Macron declared last week that no statues will be taken down, but this is hubris. There have already been changes in the names of schools named after Colbert, author of the notorious Black Code which was used to regulate slavery in France. The president also used his speech to squeal about the dangers of communitarianism and Black separatism. Meanwhile, government spokespeople frequently repeat that police racism does not exist, and last month a mural in a Paris suburb with the words “police violence” on it led to an official regional police demand to have these words removed.
Between Macron’s worries about the antiracist revolt and his party’s defeat at the municipal elections, he is looking for something which will boost his poll ratings. This week he is busy switching Prime Minister and trumpeting out allegedly new proposals on the environment, but there is a lot of smoke and mirrors involved. He is proposing a referendum to decide to rewrite the constitution so that environmental concerns are included at the beginning of the clauses about French values. The list of over a hundred proposals which he approved from a “citizens’ forum” do not mention nuclear power, and are mostly a matter of “we will recommend that companies be obliged to produce an annual audit on this and that”.

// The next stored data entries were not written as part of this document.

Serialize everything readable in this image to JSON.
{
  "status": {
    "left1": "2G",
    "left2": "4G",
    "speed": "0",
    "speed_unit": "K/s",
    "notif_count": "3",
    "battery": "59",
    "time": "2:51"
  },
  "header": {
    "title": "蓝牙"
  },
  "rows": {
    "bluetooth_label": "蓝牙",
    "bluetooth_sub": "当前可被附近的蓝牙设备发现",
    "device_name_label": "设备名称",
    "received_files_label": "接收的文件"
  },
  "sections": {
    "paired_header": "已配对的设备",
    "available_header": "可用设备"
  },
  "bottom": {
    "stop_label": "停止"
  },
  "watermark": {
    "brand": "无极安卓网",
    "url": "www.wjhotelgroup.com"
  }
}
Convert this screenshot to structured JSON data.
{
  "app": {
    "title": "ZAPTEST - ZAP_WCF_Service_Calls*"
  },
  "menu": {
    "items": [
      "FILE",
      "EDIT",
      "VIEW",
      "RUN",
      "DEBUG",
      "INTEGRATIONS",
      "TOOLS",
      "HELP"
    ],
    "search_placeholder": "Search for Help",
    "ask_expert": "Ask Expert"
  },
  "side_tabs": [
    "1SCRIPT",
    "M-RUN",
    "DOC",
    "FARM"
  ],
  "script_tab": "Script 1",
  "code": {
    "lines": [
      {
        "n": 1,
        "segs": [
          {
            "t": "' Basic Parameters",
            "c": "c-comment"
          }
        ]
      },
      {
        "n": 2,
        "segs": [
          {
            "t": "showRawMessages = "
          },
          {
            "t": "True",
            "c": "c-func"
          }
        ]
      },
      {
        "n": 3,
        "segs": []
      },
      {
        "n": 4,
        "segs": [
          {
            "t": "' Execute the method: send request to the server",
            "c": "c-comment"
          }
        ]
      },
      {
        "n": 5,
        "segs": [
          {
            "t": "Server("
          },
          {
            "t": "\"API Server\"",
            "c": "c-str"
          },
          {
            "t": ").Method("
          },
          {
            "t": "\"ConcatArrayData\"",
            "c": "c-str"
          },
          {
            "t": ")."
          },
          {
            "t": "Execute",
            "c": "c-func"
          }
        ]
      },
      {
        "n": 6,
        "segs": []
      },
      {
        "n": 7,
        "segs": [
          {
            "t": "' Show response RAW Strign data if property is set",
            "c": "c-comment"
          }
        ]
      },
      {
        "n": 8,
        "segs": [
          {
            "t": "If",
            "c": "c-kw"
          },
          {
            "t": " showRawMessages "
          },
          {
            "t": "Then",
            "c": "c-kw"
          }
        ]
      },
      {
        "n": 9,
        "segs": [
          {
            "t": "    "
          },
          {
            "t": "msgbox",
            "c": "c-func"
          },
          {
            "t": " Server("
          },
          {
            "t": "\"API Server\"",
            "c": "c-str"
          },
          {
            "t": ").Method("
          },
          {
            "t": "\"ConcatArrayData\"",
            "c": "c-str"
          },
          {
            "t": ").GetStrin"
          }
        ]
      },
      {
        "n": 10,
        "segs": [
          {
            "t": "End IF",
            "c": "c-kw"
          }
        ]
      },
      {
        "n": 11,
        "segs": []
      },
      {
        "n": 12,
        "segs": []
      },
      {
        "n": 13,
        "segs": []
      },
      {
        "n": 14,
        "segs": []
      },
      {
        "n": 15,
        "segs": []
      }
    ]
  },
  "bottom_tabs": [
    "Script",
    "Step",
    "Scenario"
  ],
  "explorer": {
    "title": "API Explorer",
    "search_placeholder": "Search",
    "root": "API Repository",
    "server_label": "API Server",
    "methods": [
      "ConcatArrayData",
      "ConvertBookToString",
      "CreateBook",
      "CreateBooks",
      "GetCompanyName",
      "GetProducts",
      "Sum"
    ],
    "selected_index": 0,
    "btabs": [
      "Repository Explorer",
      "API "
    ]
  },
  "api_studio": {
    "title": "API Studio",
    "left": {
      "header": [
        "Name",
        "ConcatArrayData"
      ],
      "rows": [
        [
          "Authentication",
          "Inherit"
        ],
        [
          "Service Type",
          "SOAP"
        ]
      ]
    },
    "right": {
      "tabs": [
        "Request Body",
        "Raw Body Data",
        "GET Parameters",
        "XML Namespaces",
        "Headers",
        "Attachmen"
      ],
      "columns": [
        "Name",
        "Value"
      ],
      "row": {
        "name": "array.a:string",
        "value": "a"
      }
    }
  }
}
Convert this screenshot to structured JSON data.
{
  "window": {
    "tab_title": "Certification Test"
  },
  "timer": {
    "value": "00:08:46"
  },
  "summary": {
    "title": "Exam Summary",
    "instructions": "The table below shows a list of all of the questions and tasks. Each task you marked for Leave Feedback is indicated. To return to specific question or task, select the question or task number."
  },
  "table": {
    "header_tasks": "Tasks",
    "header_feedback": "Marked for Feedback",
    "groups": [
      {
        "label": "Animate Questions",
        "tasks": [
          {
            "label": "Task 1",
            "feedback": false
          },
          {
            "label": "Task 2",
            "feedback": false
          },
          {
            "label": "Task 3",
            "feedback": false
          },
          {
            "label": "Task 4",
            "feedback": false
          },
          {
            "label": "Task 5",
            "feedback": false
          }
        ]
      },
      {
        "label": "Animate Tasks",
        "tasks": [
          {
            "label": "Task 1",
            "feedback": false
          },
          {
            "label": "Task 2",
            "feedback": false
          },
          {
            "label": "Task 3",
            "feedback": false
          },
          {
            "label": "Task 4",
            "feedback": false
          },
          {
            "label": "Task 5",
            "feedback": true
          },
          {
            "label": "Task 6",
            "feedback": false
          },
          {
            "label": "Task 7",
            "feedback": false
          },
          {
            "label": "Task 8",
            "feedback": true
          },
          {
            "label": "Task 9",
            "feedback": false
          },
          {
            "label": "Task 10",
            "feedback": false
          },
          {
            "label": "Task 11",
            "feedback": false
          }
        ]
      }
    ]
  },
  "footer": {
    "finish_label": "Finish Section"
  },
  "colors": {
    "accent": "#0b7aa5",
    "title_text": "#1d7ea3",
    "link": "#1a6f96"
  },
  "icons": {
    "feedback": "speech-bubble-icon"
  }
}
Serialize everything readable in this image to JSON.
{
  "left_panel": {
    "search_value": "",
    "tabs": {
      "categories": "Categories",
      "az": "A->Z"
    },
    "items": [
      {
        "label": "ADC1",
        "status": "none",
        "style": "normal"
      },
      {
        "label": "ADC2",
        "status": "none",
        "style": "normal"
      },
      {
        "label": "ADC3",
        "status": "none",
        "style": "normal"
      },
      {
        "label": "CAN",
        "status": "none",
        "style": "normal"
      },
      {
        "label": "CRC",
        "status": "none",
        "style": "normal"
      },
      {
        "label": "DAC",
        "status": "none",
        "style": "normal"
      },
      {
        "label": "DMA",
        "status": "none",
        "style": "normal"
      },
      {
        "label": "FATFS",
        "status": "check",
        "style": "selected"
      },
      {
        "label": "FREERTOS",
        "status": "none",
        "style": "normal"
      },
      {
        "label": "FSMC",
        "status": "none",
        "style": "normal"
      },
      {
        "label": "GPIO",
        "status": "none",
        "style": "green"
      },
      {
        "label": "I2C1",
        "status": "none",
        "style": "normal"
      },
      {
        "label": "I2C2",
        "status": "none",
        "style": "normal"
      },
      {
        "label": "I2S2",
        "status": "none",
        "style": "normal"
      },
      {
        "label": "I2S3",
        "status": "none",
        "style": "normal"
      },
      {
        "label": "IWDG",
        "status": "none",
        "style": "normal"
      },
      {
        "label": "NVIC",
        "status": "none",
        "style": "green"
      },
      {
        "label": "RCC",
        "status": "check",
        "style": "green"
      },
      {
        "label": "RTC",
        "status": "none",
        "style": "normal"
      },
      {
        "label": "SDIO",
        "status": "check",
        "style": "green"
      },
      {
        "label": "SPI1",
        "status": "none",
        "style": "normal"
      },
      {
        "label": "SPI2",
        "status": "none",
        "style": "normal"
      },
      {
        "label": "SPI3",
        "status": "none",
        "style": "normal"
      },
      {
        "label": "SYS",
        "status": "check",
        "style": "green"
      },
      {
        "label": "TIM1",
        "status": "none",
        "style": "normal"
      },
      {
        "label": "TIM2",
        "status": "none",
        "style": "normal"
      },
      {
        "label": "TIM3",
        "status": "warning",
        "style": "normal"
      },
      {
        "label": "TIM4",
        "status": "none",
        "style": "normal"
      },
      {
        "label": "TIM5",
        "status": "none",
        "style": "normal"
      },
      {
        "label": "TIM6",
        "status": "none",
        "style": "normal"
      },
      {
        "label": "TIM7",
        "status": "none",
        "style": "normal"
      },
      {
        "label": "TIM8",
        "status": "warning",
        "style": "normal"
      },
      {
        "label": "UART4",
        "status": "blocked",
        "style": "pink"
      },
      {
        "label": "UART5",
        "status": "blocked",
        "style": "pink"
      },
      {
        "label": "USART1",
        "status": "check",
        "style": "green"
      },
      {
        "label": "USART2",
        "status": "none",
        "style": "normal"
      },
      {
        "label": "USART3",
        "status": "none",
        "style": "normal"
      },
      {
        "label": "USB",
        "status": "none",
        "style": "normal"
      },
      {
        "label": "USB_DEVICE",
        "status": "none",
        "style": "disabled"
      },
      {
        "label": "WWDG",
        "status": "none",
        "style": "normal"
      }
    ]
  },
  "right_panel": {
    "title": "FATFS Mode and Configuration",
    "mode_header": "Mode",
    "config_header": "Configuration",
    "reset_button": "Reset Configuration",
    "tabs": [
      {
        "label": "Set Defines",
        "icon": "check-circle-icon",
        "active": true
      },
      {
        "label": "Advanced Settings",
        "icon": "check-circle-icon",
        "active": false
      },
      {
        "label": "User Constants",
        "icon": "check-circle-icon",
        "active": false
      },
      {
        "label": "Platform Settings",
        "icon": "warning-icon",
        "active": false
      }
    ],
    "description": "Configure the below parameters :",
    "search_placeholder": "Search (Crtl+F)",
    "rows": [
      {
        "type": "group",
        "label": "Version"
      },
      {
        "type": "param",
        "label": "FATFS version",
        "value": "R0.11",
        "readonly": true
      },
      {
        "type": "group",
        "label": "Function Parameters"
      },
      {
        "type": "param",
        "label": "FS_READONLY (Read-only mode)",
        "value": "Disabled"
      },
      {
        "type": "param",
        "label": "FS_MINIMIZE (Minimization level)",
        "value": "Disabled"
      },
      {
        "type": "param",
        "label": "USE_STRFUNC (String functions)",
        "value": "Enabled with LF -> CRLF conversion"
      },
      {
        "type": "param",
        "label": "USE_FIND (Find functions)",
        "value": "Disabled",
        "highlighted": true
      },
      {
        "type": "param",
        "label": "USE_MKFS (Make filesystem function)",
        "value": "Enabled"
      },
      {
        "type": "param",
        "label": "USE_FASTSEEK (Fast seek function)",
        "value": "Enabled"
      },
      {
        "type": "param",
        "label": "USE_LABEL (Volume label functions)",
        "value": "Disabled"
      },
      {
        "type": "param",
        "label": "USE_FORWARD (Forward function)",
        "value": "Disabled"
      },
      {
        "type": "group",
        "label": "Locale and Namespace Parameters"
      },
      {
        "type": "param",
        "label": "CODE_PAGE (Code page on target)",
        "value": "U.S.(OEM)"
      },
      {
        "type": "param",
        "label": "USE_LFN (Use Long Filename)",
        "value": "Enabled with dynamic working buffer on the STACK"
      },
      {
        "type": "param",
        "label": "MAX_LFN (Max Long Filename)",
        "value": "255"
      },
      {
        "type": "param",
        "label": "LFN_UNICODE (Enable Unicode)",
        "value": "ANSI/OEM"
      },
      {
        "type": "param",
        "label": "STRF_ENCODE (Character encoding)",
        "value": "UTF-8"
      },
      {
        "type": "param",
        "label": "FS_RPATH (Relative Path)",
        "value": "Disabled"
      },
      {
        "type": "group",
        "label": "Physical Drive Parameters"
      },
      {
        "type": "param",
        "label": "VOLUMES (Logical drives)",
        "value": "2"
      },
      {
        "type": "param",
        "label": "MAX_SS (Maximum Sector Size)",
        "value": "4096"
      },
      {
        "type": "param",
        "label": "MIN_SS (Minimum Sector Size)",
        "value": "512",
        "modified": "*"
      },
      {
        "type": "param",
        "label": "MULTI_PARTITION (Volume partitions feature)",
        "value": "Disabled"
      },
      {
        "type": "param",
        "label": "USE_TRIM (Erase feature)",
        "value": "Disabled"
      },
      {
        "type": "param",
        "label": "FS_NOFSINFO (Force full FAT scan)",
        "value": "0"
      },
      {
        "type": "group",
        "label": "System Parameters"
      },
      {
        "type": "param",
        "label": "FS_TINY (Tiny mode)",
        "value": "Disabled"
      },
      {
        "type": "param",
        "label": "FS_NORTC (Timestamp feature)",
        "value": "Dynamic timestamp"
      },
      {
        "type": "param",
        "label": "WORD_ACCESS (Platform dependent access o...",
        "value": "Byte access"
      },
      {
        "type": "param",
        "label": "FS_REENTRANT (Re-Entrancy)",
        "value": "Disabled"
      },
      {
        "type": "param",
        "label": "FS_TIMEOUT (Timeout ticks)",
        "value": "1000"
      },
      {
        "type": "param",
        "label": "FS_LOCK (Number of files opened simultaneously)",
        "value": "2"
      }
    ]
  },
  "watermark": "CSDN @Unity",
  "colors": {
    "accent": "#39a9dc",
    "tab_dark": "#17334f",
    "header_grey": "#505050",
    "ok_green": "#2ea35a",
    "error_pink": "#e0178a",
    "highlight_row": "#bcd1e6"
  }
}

What about the vicious neoliberal reforms he shelved a couple of months back, including the pensions reform and an attack on unemployment benefits? It is not yet clear if he dares to bring identical proposals back into play immediately, but the neoliberal law on universities (which aims at reducing still further the number of permanent contracts and splitting universities into two categories – well-funded “centres of excellence” and second-rate universities for the less privileged classes) is being pushed into parliament in the autumn. The new PM, Jean Castex, has just announced his intention to start up once more negotiations on pension reform, which Macron has said will be “transformed” but “not abandoned”.
Having pushed out his previous, high-profile, Prime Minister, Macron is no doubt indicating that he is intending to run the show alone. Pushing on with his Thatcherite combat in the storms of acute economic crisis and mass working class anger is going to be a bumpy ride. Let’s hope we can make him fall off his rollercoaster.